Last year witnessed a substantive use of VR in medical treatments and procedures. Studies have found psychologists embrace Virtual Reality (VR) for treating Post-Traumatic Stress Disorder (PTSD), according to a report on MACH.
Other medical practitioners including stroke and pain specialists have realised to incorporate VR technology into some portions of their treatment. The medical VR uses headsets, special video screens and 3D glasses to create a complete VR experience for doctors and patients during select medical procedures.
Dr. Ajit Sachdeva, Director of Education with the American College of Surgeons, said, “We are seeing more and more of this incorporated faster than ever before. VR has reached a tipping point in medicine.”
As a concept, the use of VR in healthcare is not new. Since the early 90s researchers have been studying ways to develop 3D design models of patients’ internal organs.
For example, VR played a significant role during a surgical procedure of separating conjoined twins last year at Masonic Children’s Hospital in Minneapolis. The twins were reported to have complicated links between their hearts and livers.

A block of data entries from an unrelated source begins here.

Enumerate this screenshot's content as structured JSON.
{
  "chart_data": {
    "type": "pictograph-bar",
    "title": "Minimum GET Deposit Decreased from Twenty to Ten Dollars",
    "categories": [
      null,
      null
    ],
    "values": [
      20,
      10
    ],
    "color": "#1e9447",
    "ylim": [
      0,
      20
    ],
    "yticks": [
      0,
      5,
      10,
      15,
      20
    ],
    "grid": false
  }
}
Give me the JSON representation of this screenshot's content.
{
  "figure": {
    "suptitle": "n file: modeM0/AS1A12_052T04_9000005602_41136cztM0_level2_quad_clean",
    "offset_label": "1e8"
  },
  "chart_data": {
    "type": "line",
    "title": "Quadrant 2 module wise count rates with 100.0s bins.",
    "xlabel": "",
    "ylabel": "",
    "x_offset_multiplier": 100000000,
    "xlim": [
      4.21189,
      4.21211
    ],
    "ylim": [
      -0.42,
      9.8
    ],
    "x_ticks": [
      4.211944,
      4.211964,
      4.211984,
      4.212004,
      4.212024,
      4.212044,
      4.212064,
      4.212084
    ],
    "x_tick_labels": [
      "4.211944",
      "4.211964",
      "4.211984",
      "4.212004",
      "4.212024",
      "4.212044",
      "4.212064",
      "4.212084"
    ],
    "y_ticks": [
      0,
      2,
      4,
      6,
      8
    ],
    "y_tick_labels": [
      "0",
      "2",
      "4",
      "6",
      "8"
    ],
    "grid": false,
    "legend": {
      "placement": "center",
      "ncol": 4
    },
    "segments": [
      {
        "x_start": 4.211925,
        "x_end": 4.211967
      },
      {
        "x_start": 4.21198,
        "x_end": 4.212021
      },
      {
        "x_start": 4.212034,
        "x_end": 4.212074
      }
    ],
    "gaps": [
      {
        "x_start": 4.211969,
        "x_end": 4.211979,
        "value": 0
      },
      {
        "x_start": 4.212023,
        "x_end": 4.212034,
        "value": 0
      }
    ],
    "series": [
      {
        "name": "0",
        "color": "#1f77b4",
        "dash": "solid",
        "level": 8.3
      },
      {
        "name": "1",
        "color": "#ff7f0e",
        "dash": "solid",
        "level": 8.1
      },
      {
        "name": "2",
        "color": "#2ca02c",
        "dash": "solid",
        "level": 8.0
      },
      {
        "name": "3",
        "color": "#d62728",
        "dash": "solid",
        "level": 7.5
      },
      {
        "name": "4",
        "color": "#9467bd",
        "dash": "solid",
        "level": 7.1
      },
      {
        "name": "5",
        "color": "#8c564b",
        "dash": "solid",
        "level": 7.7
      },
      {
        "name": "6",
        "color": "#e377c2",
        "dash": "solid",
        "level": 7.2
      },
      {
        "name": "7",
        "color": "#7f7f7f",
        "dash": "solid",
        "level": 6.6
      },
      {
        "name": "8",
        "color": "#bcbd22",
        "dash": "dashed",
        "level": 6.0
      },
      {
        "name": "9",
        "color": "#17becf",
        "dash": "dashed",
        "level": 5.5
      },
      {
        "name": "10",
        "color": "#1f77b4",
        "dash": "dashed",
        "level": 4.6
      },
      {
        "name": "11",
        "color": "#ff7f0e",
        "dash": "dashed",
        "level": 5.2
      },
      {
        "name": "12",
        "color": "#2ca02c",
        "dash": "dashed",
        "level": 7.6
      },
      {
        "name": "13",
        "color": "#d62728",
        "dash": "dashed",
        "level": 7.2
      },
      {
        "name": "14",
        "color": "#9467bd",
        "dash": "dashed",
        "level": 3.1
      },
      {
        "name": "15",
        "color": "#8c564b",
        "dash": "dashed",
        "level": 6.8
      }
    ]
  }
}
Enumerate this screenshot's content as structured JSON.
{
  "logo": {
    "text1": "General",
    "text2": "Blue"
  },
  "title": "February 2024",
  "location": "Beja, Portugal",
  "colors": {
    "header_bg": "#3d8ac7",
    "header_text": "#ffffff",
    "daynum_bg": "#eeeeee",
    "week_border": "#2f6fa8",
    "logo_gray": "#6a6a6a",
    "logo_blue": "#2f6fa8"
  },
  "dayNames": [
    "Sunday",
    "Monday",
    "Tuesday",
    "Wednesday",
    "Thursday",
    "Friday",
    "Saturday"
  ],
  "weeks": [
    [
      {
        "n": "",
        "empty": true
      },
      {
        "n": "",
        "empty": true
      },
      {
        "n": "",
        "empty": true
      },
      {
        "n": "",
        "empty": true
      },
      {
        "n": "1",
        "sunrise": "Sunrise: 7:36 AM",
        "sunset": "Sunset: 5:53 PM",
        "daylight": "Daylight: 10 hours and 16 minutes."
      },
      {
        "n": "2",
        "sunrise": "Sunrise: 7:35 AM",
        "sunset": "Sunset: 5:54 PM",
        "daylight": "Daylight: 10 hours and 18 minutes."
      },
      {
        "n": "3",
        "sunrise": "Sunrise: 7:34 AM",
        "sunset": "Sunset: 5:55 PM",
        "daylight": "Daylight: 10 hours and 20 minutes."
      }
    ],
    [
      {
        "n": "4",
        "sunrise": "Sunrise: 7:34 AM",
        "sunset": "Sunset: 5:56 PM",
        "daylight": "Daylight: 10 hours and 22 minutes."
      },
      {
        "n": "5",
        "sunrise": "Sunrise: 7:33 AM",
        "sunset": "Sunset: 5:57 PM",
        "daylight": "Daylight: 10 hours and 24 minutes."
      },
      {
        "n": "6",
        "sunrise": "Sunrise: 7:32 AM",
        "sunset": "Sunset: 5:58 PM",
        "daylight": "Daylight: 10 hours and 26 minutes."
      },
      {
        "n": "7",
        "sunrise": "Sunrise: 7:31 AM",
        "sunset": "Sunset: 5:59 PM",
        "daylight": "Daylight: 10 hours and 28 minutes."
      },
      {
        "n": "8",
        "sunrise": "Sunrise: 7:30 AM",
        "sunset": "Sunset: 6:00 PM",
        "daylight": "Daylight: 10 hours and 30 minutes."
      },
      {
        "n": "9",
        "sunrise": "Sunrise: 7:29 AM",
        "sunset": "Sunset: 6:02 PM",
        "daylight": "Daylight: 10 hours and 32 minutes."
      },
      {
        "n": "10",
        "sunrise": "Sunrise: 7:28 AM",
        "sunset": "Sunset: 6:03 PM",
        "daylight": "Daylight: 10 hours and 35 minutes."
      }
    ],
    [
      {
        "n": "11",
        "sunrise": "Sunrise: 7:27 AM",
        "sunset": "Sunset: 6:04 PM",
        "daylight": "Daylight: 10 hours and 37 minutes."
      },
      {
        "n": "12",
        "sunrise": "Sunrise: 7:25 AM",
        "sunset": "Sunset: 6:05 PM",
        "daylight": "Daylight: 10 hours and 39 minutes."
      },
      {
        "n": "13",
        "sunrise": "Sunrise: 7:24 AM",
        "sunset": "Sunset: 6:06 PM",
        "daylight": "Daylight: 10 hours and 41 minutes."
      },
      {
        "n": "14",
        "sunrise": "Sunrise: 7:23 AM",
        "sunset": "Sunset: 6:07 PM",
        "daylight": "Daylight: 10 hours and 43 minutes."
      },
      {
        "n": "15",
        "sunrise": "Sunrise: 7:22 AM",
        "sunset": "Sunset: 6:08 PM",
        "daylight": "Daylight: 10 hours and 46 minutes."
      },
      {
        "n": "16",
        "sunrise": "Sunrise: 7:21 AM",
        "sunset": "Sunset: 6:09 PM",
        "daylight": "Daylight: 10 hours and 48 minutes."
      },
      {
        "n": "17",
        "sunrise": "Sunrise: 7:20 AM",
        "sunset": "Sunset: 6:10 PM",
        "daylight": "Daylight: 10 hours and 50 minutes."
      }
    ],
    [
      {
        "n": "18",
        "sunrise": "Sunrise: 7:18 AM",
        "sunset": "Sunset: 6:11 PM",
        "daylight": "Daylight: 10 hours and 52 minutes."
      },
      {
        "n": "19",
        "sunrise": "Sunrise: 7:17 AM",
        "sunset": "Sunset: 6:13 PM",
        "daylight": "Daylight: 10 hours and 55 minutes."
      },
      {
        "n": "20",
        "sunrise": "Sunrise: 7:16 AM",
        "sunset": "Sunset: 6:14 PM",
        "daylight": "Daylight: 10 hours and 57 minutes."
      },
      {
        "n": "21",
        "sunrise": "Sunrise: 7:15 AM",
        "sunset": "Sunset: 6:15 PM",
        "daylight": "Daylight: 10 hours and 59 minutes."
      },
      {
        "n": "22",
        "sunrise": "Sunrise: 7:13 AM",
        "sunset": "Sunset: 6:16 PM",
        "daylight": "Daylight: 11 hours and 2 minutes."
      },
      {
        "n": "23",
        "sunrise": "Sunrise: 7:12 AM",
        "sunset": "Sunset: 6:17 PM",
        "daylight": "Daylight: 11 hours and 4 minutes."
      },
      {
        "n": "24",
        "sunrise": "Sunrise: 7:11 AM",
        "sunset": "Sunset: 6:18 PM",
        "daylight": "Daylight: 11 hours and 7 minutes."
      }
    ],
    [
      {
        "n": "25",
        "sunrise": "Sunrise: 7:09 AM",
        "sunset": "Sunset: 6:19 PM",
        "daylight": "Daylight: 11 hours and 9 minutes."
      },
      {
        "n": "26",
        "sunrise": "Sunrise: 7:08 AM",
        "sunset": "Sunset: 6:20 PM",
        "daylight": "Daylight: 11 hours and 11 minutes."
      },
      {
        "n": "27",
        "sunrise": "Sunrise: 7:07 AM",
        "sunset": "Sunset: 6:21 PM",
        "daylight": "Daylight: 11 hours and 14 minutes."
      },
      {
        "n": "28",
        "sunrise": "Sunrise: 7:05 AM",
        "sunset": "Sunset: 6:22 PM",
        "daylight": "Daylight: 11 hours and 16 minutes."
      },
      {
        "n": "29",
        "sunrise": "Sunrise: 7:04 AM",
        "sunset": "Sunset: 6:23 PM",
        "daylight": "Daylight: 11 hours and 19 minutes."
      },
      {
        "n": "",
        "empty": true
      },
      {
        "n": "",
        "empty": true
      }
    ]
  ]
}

Using CT, ultrasound and MRI scans the medical team created a virtual model of the twins with intricate details. This allowed the specialists to understand the existing complications and further steps to avoid potential risk during the surgery.
Dr. Anthony Azakie, one of the surgeons, said, “You look through the 3D glasses, and you can basically walk through the structure, peeling apart parts so you can look at exactly what you want to.”
The Virtual Reality (VR) in Healthcare – Global Strategic Business Report (2016-2024) explores the potential markets for VR in healthcare. Top players such as CAE Healthcare, Firsthand Technology, EON Reality, GE Healthcare and others have been profiled in the report.